张居正沉吟片刻,道:“对马岛本是日朝之间的通商要道,丰臣秀吉当年便是从对马岛出兵朝鲜,眼下对马岛的倭船在朝鲜沿海活动未必是德川幕府的意思,更可能是对马藩的倭人自行其是。”
朱笑笑站起身走到案前提笔写了一道手谕,命登莱巡抚袁可立遣水师一营前往朝鲜近海巡视,与朝鲜水师会合后在对马海峡一带巡航,一应粮草由朝鲜供给,另命孙承宗在海参崴增设炮台加快港口防御工事。

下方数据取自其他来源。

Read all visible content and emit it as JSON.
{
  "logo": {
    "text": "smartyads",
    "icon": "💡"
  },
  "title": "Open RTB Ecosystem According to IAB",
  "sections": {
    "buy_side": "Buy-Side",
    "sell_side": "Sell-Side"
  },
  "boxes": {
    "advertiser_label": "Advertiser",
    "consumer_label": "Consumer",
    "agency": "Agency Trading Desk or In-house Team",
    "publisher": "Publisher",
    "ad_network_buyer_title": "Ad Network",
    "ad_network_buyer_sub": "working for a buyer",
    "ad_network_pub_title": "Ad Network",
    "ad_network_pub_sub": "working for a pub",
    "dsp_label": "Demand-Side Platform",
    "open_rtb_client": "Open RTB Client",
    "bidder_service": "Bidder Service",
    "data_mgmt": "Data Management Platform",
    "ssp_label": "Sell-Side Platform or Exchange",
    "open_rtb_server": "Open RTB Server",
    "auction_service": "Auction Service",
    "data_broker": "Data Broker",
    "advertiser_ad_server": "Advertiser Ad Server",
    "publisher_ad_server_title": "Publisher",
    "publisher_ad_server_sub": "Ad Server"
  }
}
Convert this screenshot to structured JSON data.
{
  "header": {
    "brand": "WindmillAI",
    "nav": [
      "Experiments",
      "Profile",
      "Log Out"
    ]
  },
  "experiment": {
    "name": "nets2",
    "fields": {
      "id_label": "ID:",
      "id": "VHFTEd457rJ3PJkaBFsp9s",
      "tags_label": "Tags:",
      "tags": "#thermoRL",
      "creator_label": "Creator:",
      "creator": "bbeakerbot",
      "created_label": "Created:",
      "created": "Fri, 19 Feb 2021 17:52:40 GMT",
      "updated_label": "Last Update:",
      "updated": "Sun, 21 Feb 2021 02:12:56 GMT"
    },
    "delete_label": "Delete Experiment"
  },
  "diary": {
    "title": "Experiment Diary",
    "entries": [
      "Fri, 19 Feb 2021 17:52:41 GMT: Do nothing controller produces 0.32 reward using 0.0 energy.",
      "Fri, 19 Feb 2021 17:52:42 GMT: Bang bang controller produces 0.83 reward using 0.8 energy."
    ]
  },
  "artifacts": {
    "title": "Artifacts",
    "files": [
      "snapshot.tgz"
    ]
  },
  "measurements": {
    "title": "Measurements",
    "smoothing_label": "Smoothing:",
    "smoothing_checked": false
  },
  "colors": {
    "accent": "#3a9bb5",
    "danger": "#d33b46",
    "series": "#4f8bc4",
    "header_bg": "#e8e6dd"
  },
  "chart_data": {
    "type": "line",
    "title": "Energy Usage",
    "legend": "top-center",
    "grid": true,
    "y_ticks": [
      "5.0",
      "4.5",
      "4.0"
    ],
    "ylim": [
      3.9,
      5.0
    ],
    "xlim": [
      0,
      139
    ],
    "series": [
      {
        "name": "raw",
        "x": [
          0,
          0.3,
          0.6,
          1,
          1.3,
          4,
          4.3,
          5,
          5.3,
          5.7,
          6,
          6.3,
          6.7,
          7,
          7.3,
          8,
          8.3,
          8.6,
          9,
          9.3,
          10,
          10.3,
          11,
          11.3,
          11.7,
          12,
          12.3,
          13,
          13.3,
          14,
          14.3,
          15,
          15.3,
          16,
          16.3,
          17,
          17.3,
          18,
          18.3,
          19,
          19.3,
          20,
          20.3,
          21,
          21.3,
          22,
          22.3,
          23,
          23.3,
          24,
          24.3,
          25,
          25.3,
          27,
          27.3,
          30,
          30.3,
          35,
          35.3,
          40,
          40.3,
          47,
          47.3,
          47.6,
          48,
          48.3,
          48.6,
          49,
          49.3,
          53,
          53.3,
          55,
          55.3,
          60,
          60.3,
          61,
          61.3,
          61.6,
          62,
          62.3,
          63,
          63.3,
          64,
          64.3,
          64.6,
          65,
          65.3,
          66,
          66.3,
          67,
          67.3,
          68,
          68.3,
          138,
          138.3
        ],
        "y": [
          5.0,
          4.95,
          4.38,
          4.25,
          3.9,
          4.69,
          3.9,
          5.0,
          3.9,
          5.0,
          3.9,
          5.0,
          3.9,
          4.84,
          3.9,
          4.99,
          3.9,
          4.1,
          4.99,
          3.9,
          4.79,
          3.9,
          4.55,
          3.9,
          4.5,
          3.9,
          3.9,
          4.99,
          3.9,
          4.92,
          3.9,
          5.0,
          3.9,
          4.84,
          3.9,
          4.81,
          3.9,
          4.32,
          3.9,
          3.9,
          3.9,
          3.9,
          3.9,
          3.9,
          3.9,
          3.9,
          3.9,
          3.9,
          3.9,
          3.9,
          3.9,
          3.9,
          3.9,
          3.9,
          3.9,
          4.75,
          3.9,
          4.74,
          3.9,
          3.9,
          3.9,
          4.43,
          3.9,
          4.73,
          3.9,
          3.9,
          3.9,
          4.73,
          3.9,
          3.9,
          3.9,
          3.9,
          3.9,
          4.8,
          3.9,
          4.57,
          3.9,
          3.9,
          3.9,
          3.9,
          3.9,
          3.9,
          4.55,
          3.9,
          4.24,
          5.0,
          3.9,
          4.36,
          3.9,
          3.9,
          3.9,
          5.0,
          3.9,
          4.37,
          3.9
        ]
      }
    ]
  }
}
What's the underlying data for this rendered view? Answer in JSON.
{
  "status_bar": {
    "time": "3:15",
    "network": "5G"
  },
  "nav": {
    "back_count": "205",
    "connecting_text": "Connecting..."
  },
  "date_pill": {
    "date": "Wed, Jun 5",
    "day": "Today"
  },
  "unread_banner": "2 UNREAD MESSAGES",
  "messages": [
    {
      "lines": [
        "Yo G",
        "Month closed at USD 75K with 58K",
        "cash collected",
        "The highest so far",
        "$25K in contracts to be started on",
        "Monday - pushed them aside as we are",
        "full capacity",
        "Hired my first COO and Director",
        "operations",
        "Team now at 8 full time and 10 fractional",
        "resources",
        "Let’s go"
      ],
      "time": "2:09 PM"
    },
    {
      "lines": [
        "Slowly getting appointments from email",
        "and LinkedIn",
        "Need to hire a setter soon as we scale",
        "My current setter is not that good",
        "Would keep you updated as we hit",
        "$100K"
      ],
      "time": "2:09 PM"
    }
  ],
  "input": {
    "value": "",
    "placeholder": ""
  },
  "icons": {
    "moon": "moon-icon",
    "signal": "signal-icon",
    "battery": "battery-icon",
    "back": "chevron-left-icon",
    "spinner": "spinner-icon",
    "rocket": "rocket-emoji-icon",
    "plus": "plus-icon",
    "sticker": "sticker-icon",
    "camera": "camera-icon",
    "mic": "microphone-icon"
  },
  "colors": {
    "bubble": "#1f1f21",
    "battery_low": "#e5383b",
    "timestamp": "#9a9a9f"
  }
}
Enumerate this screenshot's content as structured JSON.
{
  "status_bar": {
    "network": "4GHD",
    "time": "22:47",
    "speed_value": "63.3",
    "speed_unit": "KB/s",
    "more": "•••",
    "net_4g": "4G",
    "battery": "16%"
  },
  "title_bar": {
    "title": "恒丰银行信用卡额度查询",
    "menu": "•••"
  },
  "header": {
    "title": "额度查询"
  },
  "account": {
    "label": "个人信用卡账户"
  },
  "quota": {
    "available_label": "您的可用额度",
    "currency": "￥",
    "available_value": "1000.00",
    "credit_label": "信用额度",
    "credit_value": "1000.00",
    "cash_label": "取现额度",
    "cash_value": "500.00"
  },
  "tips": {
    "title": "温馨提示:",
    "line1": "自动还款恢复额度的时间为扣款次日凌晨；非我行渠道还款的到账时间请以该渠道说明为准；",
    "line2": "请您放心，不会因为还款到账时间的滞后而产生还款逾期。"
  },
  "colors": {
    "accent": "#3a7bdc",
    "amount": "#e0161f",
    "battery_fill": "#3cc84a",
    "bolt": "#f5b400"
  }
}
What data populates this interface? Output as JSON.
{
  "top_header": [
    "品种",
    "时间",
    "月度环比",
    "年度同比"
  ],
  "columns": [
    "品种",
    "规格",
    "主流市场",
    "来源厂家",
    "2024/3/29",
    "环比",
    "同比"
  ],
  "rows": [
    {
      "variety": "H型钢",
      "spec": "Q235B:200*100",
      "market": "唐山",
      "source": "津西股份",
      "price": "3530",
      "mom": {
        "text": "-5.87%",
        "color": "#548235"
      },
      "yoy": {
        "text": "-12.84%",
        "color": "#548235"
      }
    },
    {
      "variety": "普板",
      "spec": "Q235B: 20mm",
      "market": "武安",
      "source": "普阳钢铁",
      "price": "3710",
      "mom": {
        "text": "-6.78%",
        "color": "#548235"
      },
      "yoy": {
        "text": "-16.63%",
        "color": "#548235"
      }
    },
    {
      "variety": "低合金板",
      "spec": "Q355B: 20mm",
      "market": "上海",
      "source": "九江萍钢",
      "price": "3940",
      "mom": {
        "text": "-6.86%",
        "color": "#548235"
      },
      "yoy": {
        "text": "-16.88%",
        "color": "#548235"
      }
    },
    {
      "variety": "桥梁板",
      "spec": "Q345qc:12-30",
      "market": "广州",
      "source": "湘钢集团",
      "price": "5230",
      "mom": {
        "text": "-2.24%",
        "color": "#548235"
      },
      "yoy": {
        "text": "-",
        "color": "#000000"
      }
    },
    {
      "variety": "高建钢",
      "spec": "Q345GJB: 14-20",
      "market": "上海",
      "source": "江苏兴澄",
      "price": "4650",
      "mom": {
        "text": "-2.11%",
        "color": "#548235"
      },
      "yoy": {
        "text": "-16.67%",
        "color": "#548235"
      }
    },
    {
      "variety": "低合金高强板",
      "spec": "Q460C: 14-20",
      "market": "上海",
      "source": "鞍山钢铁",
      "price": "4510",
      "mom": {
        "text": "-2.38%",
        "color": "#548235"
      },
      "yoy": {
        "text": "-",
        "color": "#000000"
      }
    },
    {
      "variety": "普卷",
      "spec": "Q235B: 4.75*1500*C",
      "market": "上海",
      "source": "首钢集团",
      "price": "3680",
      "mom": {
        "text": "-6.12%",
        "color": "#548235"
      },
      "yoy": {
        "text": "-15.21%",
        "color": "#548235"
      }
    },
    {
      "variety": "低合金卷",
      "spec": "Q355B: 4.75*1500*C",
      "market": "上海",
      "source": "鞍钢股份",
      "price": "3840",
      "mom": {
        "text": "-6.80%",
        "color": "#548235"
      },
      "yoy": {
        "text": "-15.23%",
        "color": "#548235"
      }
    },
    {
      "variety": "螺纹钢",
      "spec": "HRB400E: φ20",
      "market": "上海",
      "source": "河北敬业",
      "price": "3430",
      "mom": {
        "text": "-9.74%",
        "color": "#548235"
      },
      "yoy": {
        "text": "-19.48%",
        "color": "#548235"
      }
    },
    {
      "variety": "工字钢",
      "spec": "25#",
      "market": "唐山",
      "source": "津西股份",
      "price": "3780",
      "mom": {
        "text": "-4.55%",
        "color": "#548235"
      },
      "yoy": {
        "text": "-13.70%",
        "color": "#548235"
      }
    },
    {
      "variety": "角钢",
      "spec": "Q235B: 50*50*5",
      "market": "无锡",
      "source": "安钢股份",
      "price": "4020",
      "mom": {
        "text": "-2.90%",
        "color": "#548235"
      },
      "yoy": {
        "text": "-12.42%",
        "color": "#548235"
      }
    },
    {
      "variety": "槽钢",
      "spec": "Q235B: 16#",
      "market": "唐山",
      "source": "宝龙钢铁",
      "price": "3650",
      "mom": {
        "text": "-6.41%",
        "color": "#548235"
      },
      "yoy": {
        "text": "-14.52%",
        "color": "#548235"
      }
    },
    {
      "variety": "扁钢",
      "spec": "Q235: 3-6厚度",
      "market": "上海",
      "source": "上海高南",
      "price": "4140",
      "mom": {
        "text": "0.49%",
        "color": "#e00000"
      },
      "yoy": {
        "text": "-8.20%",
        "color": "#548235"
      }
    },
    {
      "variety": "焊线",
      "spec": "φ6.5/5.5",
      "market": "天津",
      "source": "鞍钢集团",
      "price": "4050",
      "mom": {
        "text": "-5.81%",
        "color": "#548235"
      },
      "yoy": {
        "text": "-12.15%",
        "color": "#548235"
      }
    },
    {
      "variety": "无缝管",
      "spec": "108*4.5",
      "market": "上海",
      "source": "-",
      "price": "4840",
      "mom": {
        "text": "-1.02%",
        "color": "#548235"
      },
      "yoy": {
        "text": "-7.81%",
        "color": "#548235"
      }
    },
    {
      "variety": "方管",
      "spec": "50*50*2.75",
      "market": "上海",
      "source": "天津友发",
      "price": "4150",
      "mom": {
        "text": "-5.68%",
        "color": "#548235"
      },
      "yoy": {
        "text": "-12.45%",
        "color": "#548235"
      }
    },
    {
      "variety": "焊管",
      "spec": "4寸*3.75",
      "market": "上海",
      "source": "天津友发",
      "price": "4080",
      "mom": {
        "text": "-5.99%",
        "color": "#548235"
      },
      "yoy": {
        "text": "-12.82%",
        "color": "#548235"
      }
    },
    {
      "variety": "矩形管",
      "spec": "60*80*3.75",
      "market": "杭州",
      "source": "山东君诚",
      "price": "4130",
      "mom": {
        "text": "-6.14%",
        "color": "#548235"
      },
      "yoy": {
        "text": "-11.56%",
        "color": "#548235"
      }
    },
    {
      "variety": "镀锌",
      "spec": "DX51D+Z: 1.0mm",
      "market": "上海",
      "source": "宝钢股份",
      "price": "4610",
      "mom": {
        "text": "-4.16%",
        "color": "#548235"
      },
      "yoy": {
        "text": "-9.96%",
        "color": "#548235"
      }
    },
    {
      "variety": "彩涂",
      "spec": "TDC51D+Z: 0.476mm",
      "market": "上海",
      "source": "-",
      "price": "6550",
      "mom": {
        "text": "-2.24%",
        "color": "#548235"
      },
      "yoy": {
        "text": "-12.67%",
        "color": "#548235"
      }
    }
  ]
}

他将手谕递给魏忠贤让司礼监即刻用印发往辽东,又对张居正道:“光靠登州水师那几艘船还吓不住倭人,得让蒸汽船早点下水。”
有了蒸汽火车的成功案例,蒸汽船建造虽快,但要到真正能下水的时候,已是两载光阴过去。
这期间系统分红源源不断入账,水泥的大规模使用让分红如流水般涌入,账上的工匠值早已突破了三百余万。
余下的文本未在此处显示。